Benchmarks¶
All benchmarks on Apple Silicon. Reproducible via just bench-fm-all and just bench-* (see Running the benchmarks yourself).
Methodology¶
Hardware & software¶
- CPU: Apple M2 Pro
- RAM: 16 GB
- OS: macOS 15.5 (arm64)
- Rust: 1.92.0
- Python: 3.12.8
- Node.js: 25.8.0
Package versions (canonical run, 2026-04-06)¶
| Package | Version |
|---|---|
| fast-suffix-array | 0.1.0 |
| pyahocorasick | 2.3.0 |
| ahocorasick-rs | 1.0.3 |
| pylcs | 0.1.1 |
| pydivsufsort | 0.0.20 |
| fm-index | 2.3.4 |
Competitor library versions are recorded automatically by each benchmark script. See benchmark-results/*.json for exact versions from each run.
Measurement protocol¶
- Python: 3 warmup iterations (discarded), 3–20 measurement iterations (varies by input size), median selected.
- JavaScript: 3 warmup iterations (discarded), 3-5 measurement iterations, median selected.
- All timings are query-only unless noted — the index is pre-built before timing starts.
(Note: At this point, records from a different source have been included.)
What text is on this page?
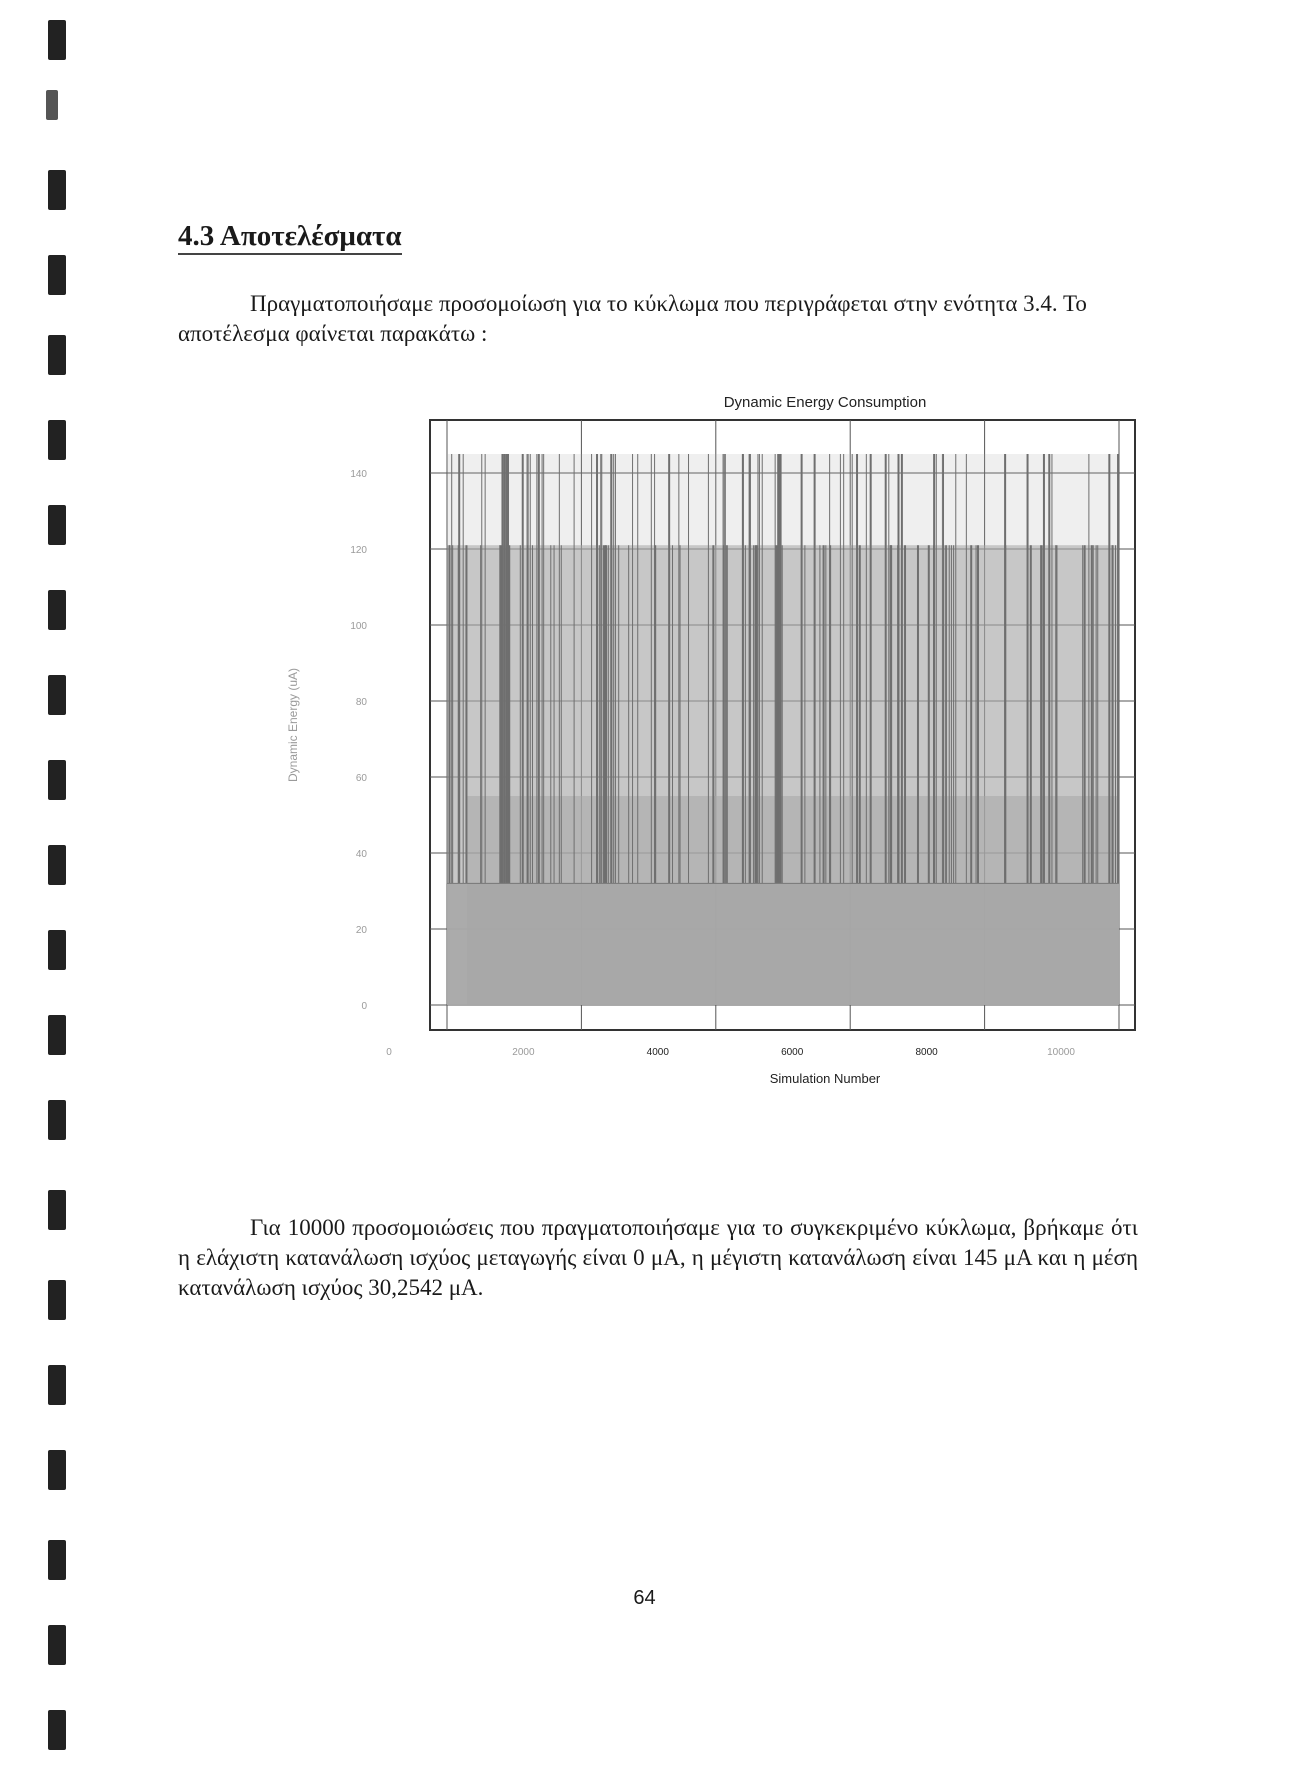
4.3 Αποτελέσματα

Πραγματοποιήσαμε προσομοίωση για το κύκλωμα που περιγράφεται στην ενότητα 3.4. Το αποτέλεσμα φαίνεται παρακάτω :

Dynamic Energy Consumption
0
20
40
60
80
100
120
140
0	2000	4000	6000	8000	10000
Dynamic Energy (uA)
Simulation Number

Για 10000 προσομοιώσεις που πραγματοποιήσαμε για το συγκεκριμένο κύκλωμα, βρήκαμε ότι η ελάχιστη κατανάλωση ισχύος μεταγωγής είναι 0 μA, η μέγιστη κατανάλωση είναι 145 μA και η μέση κατανάλωση ισχύος 30,2542 μA.

64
- GC is not explicitly controlled in Python or Node.js. Median selection mitigates GC spikes.
Data generation¶
- English text: 52-word vocabulary, uniform random selection, seeded PRNG (
seed=42). This is simpler than natural language — no Zipfian distribution, no punctuation variety, no paragraph structure. Pattern extraction: random 2–3 word phrases from the generated text (seed=99). - DNA: Uniform ACGT (
seed=42). Real genomes have GC-content bias, repeat regions, and tandem repeats. Uniform random is a conservative test case — real genomes may produce more motif hits. - Cross-language note: Python uses
random.Random(Mersenne Twister); JavaScript uses a custom LCG. Same seed does not produce identical text across languages.
Known caveats¶
Break-even extrapolation
The break-even total-time sweep (Table 3) is extrapolated from per-query medians multiplied by N, not measured end-to-end. Actual performance may differ due to cache effects and GC pressure at scale.
Pandas comparison
The pandas benchmarks compare different data models: FM-index operates on concatenated text and returns a single total, while pandas returns per-row results (a Series) and uses regex by default. Speedups reflect both the algorithmic advantage and the overhead of pandas' per-row Python object model.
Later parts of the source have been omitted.